Wasa, whose father is a physician, says he knew as an undergraduate that he wanted to be a scientist whose work strives to improve human lives.
“I know that being a medical doctor is a great way of saving lives,” says Wasa. “But I also thought that being a chemist working to prepare new pharmaceuticals could be an effective way of saving people’s lives as well. That is our ultimate goal.”
Wasa says the Sloan award would support a range of projects in his research lab. “I have several directions I would like to work on,” he adds.
Wasa joins a number of other BC faculty who have received Sloan Foundation Fellowships, including faculty in the departments of biology, chemistry, physics, psychology, and mathematics.
Administered and funded by the Sloan Foundation, the fellowships are awarded in eight scientific fields—chemistry, computer science, economics, mathematics, evolutionary and computational molecular biology, neuroscience, ocean sciences, and physics. Fellows receive $70,000 to be used to further their research.

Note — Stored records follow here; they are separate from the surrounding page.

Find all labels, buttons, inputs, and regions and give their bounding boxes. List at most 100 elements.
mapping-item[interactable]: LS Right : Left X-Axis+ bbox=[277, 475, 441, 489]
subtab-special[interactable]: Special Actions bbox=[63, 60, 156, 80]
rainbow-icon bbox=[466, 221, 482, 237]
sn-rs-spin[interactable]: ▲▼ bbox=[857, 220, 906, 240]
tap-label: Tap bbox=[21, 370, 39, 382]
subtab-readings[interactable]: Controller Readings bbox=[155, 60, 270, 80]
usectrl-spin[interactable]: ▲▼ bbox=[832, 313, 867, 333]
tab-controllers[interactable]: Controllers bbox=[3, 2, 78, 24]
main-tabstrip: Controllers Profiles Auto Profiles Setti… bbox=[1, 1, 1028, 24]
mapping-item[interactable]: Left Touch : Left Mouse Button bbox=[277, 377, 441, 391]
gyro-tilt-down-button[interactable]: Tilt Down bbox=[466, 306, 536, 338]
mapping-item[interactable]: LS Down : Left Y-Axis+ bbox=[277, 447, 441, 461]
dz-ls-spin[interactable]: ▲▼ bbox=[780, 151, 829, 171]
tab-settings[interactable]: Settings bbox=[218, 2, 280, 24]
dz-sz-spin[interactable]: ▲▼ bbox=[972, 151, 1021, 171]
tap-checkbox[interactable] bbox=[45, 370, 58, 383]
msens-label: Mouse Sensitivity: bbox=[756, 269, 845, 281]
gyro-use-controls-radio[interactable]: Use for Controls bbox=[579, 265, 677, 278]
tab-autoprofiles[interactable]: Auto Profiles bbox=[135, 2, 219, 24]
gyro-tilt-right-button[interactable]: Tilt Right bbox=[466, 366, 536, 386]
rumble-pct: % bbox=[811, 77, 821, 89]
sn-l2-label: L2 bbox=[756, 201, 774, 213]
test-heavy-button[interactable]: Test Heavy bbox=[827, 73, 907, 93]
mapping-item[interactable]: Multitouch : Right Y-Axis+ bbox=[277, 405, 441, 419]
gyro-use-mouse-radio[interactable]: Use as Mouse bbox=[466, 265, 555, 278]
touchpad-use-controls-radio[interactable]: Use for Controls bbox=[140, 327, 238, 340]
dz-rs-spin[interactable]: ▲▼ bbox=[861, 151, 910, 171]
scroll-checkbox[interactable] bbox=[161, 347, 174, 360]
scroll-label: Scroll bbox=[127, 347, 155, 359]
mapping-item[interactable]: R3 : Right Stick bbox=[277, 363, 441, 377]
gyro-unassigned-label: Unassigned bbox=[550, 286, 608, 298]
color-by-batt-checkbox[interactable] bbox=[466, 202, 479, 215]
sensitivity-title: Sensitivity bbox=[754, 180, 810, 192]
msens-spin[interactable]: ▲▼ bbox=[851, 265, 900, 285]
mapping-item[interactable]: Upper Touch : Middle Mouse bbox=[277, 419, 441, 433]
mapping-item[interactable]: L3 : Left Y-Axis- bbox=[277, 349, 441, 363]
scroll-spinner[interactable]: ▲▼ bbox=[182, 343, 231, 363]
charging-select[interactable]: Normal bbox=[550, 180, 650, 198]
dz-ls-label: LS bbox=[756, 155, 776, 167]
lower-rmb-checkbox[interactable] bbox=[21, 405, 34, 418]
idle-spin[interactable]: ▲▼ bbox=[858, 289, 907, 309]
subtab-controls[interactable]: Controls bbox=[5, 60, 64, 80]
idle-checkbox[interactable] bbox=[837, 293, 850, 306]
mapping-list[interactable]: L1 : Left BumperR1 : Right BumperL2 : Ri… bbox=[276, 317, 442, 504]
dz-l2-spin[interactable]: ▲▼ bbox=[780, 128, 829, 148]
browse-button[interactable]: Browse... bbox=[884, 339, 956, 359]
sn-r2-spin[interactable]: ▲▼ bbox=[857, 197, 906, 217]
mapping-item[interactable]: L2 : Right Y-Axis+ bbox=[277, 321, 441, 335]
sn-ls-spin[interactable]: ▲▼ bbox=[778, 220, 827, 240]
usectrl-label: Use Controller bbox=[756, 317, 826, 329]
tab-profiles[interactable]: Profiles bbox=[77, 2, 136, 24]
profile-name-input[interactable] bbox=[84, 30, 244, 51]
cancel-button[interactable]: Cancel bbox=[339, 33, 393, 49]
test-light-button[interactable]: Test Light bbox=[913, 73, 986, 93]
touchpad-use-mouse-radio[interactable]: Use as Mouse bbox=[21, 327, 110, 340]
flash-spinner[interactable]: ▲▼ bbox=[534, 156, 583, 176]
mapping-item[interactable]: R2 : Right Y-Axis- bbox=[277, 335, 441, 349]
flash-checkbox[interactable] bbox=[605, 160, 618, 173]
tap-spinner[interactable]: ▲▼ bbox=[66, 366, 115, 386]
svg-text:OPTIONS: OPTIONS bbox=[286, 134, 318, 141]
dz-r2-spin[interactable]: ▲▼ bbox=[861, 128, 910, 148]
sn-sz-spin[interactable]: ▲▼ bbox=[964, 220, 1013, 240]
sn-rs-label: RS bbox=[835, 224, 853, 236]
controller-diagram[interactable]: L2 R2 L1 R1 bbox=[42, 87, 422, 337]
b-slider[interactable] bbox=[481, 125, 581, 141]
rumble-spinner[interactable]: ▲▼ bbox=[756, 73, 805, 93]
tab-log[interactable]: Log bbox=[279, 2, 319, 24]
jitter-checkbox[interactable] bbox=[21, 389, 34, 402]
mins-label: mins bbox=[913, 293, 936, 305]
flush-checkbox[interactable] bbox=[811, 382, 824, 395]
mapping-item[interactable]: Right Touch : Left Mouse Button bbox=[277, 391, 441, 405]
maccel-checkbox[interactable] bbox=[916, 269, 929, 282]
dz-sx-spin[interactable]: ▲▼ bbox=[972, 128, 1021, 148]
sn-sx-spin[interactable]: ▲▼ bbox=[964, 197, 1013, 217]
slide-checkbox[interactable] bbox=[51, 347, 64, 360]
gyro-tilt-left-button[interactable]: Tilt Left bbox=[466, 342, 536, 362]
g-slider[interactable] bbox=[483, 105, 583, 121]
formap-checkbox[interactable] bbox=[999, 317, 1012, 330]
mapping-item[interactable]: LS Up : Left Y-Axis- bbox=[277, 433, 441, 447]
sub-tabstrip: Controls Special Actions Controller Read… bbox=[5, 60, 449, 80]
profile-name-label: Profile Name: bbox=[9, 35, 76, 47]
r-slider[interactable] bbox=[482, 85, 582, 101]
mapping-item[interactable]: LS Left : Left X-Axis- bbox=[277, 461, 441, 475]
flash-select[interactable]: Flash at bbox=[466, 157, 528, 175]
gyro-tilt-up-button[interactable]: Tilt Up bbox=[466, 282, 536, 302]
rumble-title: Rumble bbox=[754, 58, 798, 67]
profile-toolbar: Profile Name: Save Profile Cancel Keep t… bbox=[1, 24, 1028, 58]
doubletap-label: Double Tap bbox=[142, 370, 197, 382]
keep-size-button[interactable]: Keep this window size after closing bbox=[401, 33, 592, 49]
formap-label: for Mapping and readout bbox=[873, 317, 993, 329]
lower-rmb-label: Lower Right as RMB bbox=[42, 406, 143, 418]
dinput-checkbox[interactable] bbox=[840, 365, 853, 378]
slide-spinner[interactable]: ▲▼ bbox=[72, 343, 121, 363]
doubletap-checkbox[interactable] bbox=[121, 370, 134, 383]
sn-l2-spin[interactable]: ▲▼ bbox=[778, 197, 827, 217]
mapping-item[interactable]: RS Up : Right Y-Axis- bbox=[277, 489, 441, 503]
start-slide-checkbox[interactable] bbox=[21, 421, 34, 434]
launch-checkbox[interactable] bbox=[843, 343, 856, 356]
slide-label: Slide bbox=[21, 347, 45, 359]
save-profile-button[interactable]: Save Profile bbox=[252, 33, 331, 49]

“Sloan Research Fellows are the best young scientists working today,” says Adam F. Falk, president of the Alfred P. Sloan Foundation. “Sloan Fellows stand out for their creativity, for their hard work, for the importance of the issues they tackle, and the energy and innovation with which they tackle them. To be a Sloan Fellow is to be in the vanguard of twenty-first century science.”
Past Sloan fellows have gone on to receive some of the highest honors in science, engineering, economics, and mathematics, including 47 Nobel Prizes, 17 Fields Medals in mathematics, 69 National Medals of Science and 18 John Bates Clark Medals in economics.